Positron emission tomography (PET) using radiolabeled amyloid-binding compounds has advanced the field of Alzheimer's disease (AD) by enabling detection and longitudinal tracking of fibrillar amyloid-β (Aβ) deposits in living people. However, this technique cannot distinguish between Aβ deposits in brain parenchyma (amyloid plaques) from those in blood vessels (cerebral amyloid angiopathy, CAA). Development of a PET radioligand capable of selectively detecting CAA would help clarify its contribution to global brain amyloidosis and clinical symptoms in AD and would help to characterize side-effects of anti-Aβ immunotherapies in AD patients, such as CAA.
A candidate CAA-selective compound (1) from a panel of analogues of the amyloid-binding dye Congo red was synthesized. The binding affinity to Aβ fibrils and lipophilicity of compound 1 were determined and selectivity for CAA versus parenchymal plaque deposits was assessed ex-vivo and in-vivo in transgenic APP/PS1 mice and in postmortem human brain affected with AD pathology.
Compound 1 displays characteristics of Aβ binding dyes, such as thioflavin-S, in that it labels both parenchymal Aβ plaques and CAA when applied to histological sections from both a transgenic APP/PS1 mouse model of Aβ amyloidosis and AD brain. Thus, compound 1 lacks molecular selectivity to distinguish Aβ deposits in CAA from those in plaques. However, when administered to living APP/PS1 mice intravenously, compound 1 preferentially labels CAA when assessed using in-vivo two-photon microscopy and ex-vivo histology and autoradiography.

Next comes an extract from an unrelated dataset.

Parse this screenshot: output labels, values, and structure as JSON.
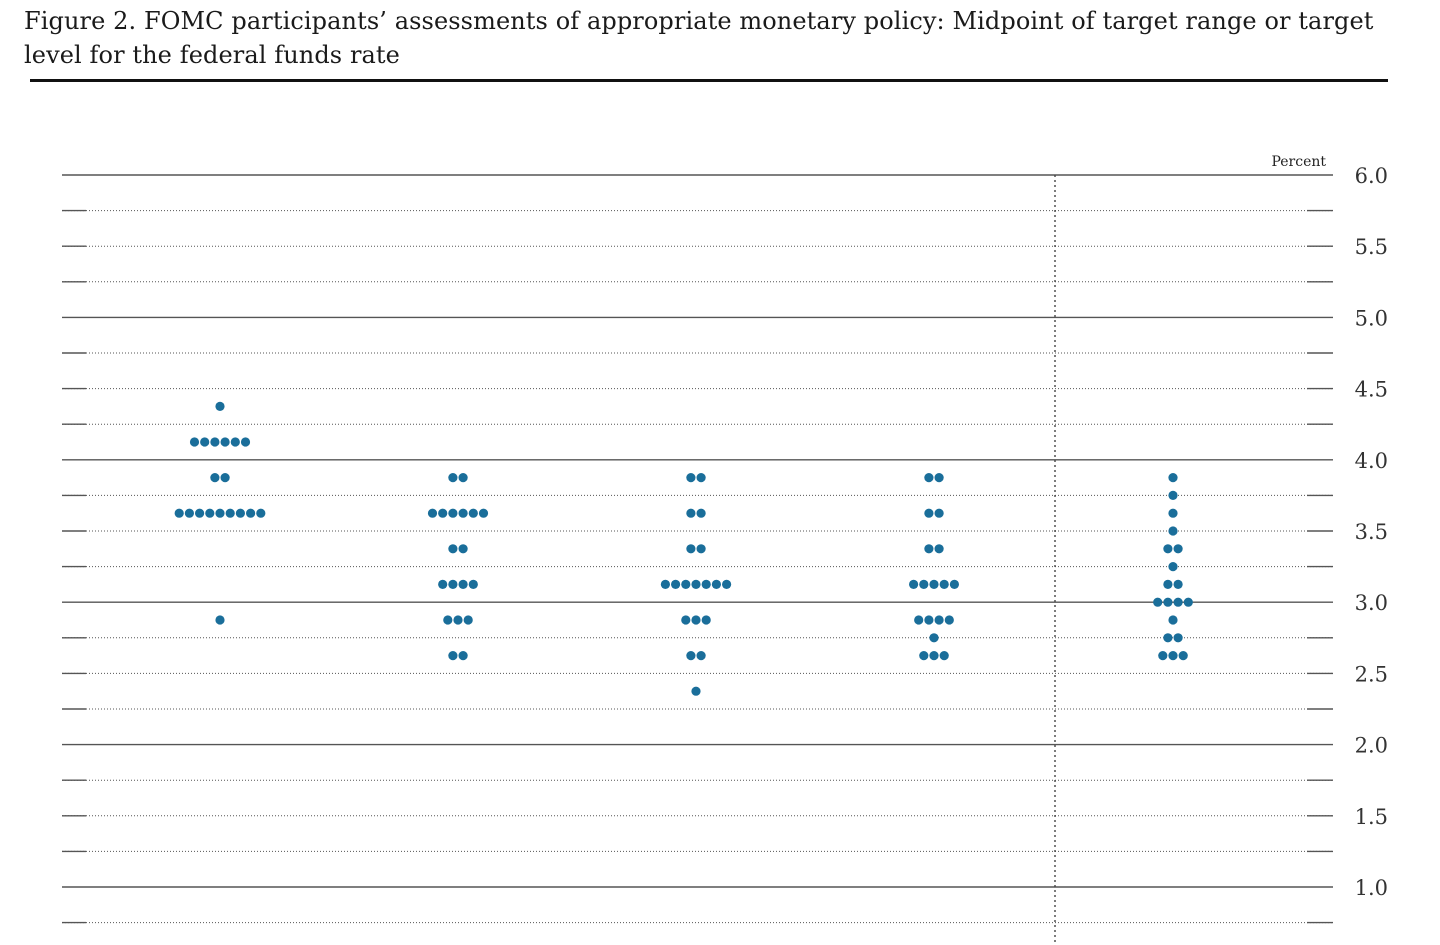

We hypothesize that selectivity of compound 1 for CAA is attributable to its limited penetration of the blood-brain barrier due to the highly polar nature of the carboxylate moiety, thereby limiting access to parenchymal plaques and promoting selective in-vivo labeling of Aβ deposits in the vascular wall (i.e., "delivery selectivity").
正电子发射断层扫描(PET)使用放射性标记的淀粉样蛋白结合化合物,通过在活体中检测和纵向追踪纤维状淀粉样蛋白-β(Aβ)沉积物,推动了阿尔茨海默病(AD)领域的发展。然而,该技术无法区分脑实质(淀粉样斑块)和血管中的 Aβ 沉积物(脑淀粉样血管病,CAA)。开发一种能够选择性检测 CAA 的 PET 放射性配体将有助于阐明其对 AD 患者大脑淀粉样变性和临床症状的贡献,并有助于描述 AD 患者抗 Aβ 免疫疗法的副作用,如 CAA。

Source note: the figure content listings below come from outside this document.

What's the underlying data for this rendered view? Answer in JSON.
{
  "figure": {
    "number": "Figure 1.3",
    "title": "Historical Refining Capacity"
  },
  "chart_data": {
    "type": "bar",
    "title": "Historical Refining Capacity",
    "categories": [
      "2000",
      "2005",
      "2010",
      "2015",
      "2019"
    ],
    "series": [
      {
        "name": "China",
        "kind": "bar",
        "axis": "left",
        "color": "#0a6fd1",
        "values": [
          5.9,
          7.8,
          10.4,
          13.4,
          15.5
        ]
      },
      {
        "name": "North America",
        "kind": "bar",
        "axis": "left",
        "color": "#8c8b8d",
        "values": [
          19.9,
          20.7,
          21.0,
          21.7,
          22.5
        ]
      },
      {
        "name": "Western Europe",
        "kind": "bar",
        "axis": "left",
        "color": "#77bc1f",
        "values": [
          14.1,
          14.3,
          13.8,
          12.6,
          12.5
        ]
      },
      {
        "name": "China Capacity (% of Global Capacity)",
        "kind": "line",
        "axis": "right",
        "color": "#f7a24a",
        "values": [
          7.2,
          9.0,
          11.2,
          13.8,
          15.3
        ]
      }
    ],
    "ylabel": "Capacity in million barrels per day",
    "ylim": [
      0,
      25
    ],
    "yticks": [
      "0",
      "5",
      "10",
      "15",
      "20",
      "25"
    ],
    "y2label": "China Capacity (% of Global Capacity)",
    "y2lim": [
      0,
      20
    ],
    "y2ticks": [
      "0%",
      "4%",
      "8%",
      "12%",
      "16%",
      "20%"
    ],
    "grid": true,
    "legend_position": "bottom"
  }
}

从一组淀粉样蛋白结合染料刚果红类似物中合成了一种候选 CAA 选择性化合物(1)。测定了化合物 1 与 Aβ 纤维的结合亲和力和脂溶性,并评估了其在 APP/PS1 转基因小鼠体内和 AD 患者死后大脑中对 CAA 与实质斑块沉积的选择性。
化合物 1 具有 Aβ 结合染料,如硫黄素-S 的特性,当应用于来自 APP/PS1 转基因 Aβ 淀粉样变性和 AD 大脑的组织学切片时,它标记了实质 Aβ 斑块和 CAA。因此,化合物 1 缺乏分子选择性,无法区分 CAA 中的 Aβ 沉积与斑块中的 Aβ 沉积。然而,当静脉内给予活的 APP/PS1 小鼠时,当使用体内双光子显微镜和离体组织学和放射自显影术评估时,化合物 1 优先标记 CAA。
我们假设化合物 1 对 CAA 的选择性归因于其羧基部分的高度极性,导致其穿透血脑屏障的能力有限,从而限制了对实质斑块的进入,并促进了血管壁中 Aβ 沉积物的选择性体内标记(即“传递选择性”)。